Gi-Gyu tak bisa menahan diri untuk tidak terdengar merasa bersalah.
‘ *Tapi tunggu, sebenarnya aku tidak melakukan kesalahan apa pun, kan?’*
*****
Berkat kemampuan khususnya, Alberto dapat berjalan-jalan sambil menyembunyikan energinya. Ia dianggap sebagai salah satu yang terbaik di bidang ini. Karena ia telah menyembunyikan kehadirannya dengan sangat baik dan tidak menunjukkan permusuhan terhadap Gi-Gyu, Gi-Gyu tidak dapat mendeteksinya.
Ada urusan mendesak, jadi Alberto membuka pintu kamar Gi-Gyu tanpa mengetuk. Dan pintunya tidak terkunci karena Gi-Gyu akan segera pergi.
“Haa… Kau membuatku takut sesaat.” Alberto tampak benar-benar terkejut.
Di depan mereka terdapat para pemain cadangan yang tetap tidak sadarkan diri. Alberto masuk dan melihat Gi-Gyu memukul salah satu dari mereka, jadi masuk akal jika Alberto salah paham dengan situasi tersebut.

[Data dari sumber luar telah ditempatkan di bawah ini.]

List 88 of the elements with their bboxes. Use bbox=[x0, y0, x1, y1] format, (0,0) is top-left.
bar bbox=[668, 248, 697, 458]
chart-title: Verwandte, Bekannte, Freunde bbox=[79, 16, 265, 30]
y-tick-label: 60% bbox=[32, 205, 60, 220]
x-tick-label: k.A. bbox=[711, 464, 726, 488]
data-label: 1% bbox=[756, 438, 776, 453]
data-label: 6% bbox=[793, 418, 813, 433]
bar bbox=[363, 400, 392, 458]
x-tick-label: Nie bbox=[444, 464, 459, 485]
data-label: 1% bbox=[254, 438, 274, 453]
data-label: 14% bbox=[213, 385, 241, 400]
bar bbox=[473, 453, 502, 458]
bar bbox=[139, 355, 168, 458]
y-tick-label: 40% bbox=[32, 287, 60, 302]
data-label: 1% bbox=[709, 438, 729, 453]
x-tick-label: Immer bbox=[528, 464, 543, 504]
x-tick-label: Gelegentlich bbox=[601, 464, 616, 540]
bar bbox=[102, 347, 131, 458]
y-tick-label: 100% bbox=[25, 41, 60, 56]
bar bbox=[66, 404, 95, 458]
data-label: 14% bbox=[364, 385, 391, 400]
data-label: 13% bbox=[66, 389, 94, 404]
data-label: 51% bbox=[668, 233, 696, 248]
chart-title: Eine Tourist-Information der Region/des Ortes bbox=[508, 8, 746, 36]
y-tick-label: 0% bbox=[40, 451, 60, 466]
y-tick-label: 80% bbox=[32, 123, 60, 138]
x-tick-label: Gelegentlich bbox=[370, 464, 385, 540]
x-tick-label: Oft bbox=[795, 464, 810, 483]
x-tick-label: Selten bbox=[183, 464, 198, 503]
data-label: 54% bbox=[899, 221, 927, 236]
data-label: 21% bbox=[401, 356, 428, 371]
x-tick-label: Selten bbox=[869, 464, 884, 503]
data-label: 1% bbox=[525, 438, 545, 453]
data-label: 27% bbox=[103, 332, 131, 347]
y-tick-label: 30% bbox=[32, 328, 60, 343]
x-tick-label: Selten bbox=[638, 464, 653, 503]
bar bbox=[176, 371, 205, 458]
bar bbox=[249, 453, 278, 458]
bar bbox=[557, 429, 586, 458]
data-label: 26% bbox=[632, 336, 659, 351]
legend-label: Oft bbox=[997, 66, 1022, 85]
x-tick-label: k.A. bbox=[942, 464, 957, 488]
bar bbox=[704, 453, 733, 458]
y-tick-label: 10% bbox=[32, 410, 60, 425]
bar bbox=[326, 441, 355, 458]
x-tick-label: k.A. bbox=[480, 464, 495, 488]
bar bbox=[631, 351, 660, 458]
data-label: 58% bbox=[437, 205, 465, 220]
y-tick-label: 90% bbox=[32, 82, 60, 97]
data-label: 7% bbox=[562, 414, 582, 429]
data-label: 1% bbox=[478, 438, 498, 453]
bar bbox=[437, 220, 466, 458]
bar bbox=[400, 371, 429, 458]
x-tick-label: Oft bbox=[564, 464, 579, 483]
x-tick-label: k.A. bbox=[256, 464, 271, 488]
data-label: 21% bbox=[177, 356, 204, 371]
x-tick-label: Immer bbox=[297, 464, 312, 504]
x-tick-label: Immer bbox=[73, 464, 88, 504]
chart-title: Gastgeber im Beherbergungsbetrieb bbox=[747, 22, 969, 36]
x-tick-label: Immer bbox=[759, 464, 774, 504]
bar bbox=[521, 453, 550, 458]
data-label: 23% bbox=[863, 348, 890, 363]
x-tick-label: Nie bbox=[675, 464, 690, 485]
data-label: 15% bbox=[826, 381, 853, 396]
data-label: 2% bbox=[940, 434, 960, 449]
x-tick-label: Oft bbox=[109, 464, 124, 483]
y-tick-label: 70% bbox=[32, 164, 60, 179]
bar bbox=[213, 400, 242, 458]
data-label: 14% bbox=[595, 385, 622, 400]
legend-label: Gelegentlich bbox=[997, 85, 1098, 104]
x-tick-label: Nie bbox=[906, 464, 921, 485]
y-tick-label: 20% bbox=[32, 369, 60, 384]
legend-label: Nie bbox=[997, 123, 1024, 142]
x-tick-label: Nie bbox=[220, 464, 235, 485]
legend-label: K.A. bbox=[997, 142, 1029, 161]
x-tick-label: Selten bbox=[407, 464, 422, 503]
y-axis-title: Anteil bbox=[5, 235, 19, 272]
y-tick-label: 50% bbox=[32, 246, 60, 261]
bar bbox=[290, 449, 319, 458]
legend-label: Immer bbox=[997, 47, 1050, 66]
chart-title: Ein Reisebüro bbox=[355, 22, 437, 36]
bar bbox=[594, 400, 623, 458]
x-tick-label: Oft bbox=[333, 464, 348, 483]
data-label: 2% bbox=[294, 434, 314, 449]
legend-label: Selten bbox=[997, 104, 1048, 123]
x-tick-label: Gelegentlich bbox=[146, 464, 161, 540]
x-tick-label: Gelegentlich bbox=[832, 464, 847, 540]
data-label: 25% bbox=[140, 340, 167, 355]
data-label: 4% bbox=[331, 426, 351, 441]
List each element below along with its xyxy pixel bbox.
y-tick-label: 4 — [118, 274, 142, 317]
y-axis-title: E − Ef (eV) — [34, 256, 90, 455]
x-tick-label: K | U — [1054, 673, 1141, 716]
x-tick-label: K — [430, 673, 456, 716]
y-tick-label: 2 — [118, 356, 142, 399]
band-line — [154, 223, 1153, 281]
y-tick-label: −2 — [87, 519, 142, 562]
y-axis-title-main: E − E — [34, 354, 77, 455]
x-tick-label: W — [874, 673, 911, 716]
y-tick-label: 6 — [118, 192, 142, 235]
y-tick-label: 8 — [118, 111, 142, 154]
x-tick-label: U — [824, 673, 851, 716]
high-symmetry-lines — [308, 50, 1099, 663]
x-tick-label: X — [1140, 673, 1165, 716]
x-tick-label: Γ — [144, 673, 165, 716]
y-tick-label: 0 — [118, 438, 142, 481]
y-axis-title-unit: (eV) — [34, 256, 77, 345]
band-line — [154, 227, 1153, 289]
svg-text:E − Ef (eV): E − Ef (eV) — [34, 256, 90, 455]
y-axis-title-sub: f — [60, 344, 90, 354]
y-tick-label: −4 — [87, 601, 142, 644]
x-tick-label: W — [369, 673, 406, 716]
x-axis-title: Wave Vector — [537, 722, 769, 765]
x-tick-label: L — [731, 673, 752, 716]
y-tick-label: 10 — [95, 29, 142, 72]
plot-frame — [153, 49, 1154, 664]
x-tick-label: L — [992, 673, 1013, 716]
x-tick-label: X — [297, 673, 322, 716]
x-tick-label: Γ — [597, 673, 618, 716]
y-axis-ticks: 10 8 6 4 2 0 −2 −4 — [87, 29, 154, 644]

“Yah, kupikir jika kau bermaksud membunuh mereka, aku tahu tak seorang pun bisa menghentikanmu, Tuan Morningstar. Kupikir kau juga akan membunuhku karena menyaksikan ini, jadi aku tak repot-repot lari,” jelas Alberto. Dalam sekejap itu, Alberto berpikir Gi-Gyu mungkin telah kehilangan kendali atas dirinya sendiri. Jika memang demikian, ia rela tinggal dan mengendalikan situasi meskipun ia tahu itu berarti ia akan mati dalam upaya tersebut.
“Aku senang kita sudah menyelesaikan semuanya sekarang.” Gi-Gyu menggaruk pipinya dengan canggung. Mereka sudah berbicara cukup lama, tetapi para non-pemain masih belum bangun.
“Yang kulakukan hanyalah membuat mereka pingsan,” jelas Go Hyung-Chul ketika Gi-Gyu mengira dia telah melakukan sesuatu pada mereka.
“Kurasa tidak…” gumam Alberto, yang akhirnya tampak memahami situasinya. “Mereka tidak akan bangun.”
Kekhawatiran mendalam terpancar di wajah Alberto.